Archive

Quotes

It is impossible to tell which of the two dispositions we find in men is more harmful in a republic, that which seeks to maintain an established position or that which has none but seeks to acquire it.

—Niccolò Machiavelli, c. 1515

I say violence is necessary. It is as American as cherry pie.

—H. Rap Brown, 1967

The whole aim of practical politics is to keep the populace alarmed (and hence clamorous to be led to safety) by menacing it with an endless series of hobgoblins, all of them imaginary.

—H.L. Mencken, 1921

Every country has the government it deserves.

—Joseph de Maistre, 1811

Sic semper tyrannis! The South is avenged.

—John Wilkes Booth, 1865

My people and I have come to an agreement that satisfies us both. They are to say what they please, and I am to do what I please.

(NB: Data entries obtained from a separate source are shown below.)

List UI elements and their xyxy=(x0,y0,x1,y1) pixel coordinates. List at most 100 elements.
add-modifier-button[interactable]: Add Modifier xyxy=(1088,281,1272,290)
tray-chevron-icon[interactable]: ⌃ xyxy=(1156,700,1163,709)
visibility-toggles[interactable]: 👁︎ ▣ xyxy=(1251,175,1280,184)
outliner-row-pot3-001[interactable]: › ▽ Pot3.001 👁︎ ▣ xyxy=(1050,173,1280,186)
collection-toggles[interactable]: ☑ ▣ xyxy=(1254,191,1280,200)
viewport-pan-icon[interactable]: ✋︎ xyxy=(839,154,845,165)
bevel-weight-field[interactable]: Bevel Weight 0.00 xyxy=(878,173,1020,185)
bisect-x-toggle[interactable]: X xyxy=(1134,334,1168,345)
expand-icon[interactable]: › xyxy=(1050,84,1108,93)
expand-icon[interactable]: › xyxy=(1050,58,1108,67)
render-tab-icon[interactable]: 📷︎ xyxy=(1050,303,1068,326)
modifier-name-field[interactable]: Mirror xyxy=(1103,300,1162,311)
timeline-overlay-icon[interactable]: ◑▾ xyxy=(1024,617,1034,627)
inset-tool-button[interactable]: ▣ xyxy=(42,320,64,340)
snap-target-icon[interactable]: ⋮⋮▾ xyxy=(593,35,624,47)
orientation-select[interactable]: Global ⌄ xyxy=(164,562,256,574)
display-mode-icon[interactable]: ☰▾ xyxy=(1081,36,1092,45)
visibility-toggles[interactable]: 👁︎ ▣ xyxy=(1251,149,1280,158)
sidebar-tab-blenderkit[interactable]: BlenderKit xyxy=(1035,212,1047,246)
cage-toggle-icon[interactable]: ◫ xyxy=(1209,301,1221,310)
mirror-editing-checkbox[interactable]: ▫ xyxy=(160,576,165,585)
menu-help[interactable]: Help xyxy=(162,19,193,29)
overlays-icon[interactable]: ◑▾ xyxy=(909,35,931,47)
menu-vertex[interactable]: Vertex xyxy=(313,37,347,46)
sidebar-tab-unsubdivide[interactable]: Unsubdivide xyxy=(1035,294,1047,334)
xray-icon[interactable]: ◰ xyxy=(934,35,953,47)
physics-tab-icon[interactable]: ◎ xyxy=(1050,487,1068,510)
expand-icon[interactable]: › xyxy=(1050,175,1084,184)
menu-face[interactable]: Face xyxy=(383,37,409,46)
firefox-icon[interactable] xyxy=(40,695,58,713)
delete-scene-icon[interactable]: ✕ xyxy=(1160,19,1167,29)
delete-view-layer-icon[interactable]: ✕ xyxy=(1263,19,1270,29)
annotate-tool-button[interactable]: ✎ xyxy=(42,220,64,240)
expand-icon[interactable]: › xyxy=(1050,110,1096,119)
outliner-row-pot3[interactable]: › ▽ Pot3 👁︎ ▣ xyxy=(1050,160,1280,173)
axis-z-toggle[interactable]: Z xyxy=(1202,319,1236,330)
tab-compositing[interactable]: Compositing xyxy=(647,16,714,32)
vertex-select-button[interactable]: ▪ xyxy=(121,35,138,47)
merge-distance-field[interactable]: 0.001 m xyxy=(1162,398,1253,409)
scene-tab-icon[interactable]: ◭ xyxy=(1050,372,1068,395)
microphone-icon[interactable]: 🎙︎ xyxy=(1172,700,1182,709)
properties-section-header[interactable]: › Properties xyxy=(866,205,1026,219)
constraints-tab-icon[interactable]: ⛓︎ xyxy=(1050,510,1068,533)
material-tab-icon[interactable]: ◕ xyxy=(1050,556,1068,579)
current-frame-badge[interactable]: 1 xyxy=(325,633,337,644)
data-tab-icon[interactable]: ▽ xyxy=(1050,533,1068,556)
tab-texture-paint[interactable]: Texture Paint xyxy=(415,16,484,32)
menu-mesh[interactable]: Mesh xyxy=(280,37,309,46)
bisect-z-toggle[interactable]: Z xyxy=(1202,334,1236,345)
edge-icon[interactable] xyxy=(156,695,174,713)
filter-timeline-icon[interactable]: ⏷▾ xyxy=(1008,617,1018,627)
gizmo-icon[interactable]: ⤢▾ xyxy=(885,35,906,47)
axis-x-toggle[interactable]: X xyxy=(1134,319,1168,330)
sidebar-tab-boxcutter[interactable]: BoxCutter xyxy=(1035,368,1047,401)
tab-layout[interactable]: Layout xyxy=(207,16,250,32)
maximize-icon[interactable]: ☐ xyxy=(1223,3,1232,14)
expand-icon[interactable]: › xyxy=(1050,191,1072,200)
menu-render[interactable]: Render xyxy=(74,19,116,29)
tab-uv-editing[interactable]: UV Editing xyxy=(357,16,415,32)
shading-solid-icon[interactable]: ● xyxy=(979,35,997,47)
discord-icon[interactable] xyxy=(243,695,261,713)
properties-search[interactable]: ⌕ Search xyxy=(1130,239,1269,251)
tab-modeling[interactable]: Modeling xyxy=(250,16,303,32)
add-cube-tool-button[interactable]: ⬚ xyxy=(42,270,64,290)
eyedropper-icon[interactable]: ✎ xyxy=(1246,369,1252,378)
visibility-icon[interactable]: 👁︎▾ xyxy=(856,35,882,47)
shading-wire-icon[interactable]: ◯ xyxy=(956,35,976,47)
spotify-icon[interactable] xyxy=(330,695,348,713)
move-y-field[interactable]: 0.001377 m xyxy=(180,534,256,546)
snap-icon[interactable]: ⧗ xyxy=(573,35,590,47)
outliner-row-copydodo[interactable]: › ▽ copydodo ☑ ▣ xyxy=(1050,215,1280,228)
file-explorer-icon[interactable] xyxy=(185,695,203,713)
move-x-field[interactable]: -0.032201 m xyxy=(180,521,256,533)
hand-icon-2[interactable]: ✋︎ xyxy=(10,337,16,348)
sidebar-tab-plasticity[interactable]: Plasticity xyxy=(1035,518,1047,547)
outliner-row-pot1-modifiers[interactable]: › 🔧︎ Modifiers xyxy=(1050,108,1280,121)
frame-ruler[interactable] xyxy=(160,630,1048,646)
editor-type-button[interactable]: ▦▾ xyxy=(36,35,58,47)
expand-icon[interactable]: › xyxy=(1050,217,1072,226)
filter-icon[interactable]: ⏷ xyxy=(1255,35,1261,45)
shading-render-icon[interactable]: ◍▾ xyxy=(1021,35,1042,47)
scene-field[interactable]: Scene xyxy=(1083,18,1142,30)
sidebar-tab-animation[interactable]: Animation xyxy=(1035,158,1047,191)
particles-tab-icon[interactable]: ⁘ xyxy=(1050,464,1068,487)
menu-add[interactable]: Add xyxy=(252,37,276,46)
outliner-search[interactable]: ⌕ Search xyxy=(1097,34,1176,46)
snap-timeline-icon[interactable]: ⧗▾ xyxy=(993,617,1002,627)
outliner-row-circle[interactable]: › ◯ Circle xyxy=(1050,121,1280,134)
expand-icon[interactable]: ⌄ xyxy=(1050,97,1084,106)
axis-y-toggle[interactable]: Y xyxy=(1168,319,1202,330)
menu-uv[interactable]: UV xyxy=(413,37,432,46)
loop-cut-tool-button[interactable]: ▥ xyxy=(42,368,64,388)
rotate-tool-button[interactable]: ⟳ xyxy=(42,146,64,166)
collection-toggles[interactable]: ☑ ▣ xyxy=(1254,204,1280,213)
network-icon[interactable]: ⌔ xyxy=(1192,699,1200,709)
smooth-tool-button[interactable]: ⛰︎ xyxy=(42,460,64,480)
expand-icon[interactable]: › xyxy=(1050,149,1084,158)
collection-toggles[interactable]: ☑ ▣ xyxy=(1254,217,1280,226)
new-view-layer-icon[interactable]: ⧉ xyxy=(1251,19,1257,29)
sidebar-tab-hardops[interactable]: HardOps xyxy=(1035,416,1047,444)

—Frederick the Great, c. 1770

Democracy is the recurrent suspicion that more than half of the people are right more than half of the time.

—E.B. White, 1944

A real leader is somebody who can help us overcome the limitations of our own individual laziness and selfishness and weakness and fear and get us to do better, harder things than we can get ourselves to do on our own.

—David Foster Wallace, 2000

Let him who desires peace prepare for war.

—Vegetius, c. 385

He may be a patriot for Austria, but the question is whether he is a patriot for me.

—Emperor Francis Joseph, c. 1850

Politics, n. A strife of interests masquerading as a contest of principles. The conduct of public affairs for private advantage.

—Ambrose Bierce, 1906

The U.S. presidency is a Tudor monarchy plus telephones.

—Anthony Burgess, 1972

The tree of liberty must be refreshed from time to time with the blood of patriots and tyrants. It is its natural manure.